Month: June 2021 (Page 3 of 6)

This Day in History | June 18th

On June 18, 1812, the War of 1812 began with a U.S. declaration of war against Britain.

In 1815, Napoleon Bonaparte met defeat at Waterloo.

In1873, suffragist Susan B. Anthony was found guilty by a judge in Canandaigua, New York, of breaking the law by casting a vote in the 1872 presidential election. (The judge fined Anthony $100, but she never paid the penalty.)

In 1964, President Lyndon B. Johnson and Japanese Prime Minister Hayato Ikeda spoke to each other by telephone as they inaugurated the first trans-Pacific cable completed by AT&T between Japan and Hawaii.

In 1983, astronaut Sally K. Ride became America’s first woman in space.

In 2003, baseball Hall-of-Famer Larry Doby, who broke the American League’s color barrier in 1947, died in Montclair, N.J., at age 79.

 

This Day in History | June 15th

On June 15, 1215, following a revolt by the English nobility against his rule, King John puts his royal seal on Magna Carta, or “the Great Charter.”

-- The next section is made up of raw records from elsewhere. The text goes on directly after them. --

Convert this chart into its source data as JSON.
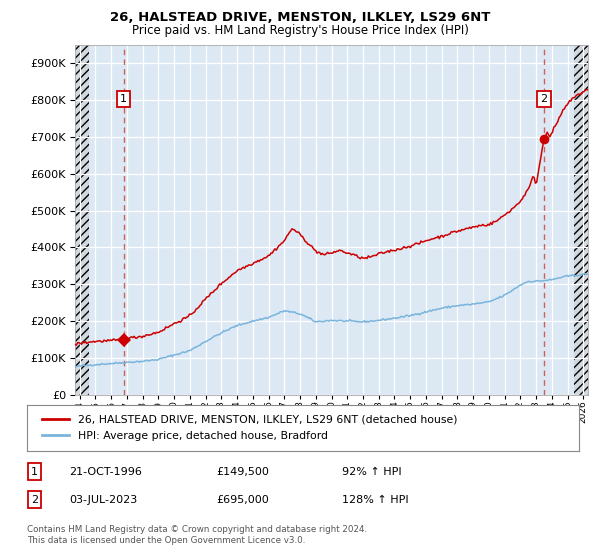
{
  "title": "26, HALSTEAD DRIVE, MENSTON, ILKLEY, LS29 6NT",
  "subtitle": "Price paid vs. HM Land Registry's House Price Index (HPI)",
  "hpi_label": "HPI: Average price, detached house, Bradford",
  "property_label": "26, HALSTEAD DRIVE, MENSTON, ILKLEY, LS29 6NT (detached house)",
  "sale1_date": "21-OCT-1996",
  "sale1_price": 149500,
  "sale1_pct": "92%",
  "sale2_date": "03-JUL-2023",
  "sale2_price": 695000,
  "sale2_pct": "128%",
  "footnote": "Contains HM Land Registry data © Crown copyright and database right 2024.\nThis data is licensed under the Open Government Licence v3.0.",
  "bg_color": "#dce9f5",
  "hpi_line_color": "#7ab4dc",
  "property_line_color": "#cc0000",
  "vline_color_1": "#cc4444",
  "vline_color_2": "#cc4444",
  "marker_color": "#cc0000",
  "hatch_color": "#cccccc",
  "ylim": [
    0,
    950000
  ],
  "xlim_start": 1993.7,
  "xlim_end": 2026.3,
  "hatch_left_end": 1994.58,
  "hatch_right_start": 2025.42,
  "sale1_x": 1996.79,
  "sale2_x": 2023.5
}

In 1775, the Second Continental Congress voted unanimously to appoint George Washington head of the Continental Army.

In 1846, the U.S. – Canada boarder was established.

In 1864, Secretary of War Edwin M. Stanton signed an order establishing what is now Arlington National Cemetery in Virginia.

And also in 1864, during the Civil War, Ulysses S. Grant’s Army of the Potomac and Robert E. Lee’s Army of Northern Virginia collide for the last time as the first wave of Union troops attacks Petersburg, a vital Southern rail center 23 miles south of the Confederate capital of Richmond, Virginia. The two massive armies would not become disentangled until April 9, 1865, when Lee surrendered and his men went home.

In 1877, Henry Ossian Flipper, born into slavery in Thomasville, Georgia, in 1856, becomes the first African American cadet to graduate from the United States Military Academy at West Point, New York.

In 1902, the 20th Century Limited, an express passenger train between New York and Chicago, began service. (The Limited made its last run in December 1967.)

In 1955, following the Atomic Energy Act of 1954, the United States and Britain signed a cooperation agreement for “mutual defence purposes.”

This Day in History | June 14th

On June 14, 1775, the Continental Army, forerunner of the United States Army, was created.

In 1777, the Second Continental Congress approved the original American flag.

In 1846, a group of U.S. settlers in Sonoma proclaimed the Republic of California.

In 1922, Warren G. Harding became the first president heard on radio, as Baltimore station WEAR broadcast his speech dedicating the Francis Scott Key memorial at Fort McHenry.

In 1943, the U.S. Supreme Court ruled 6-3 that public school students could not be forced to salute the flag of the United States.

In 1954, President Dwight D. Eisenhower signed a measure adding the phrase “under God” to the Pledge of Allegiance.

In 1972, the Environmental Protection Agency ordered a ban on domestic use of the pesticide DDT.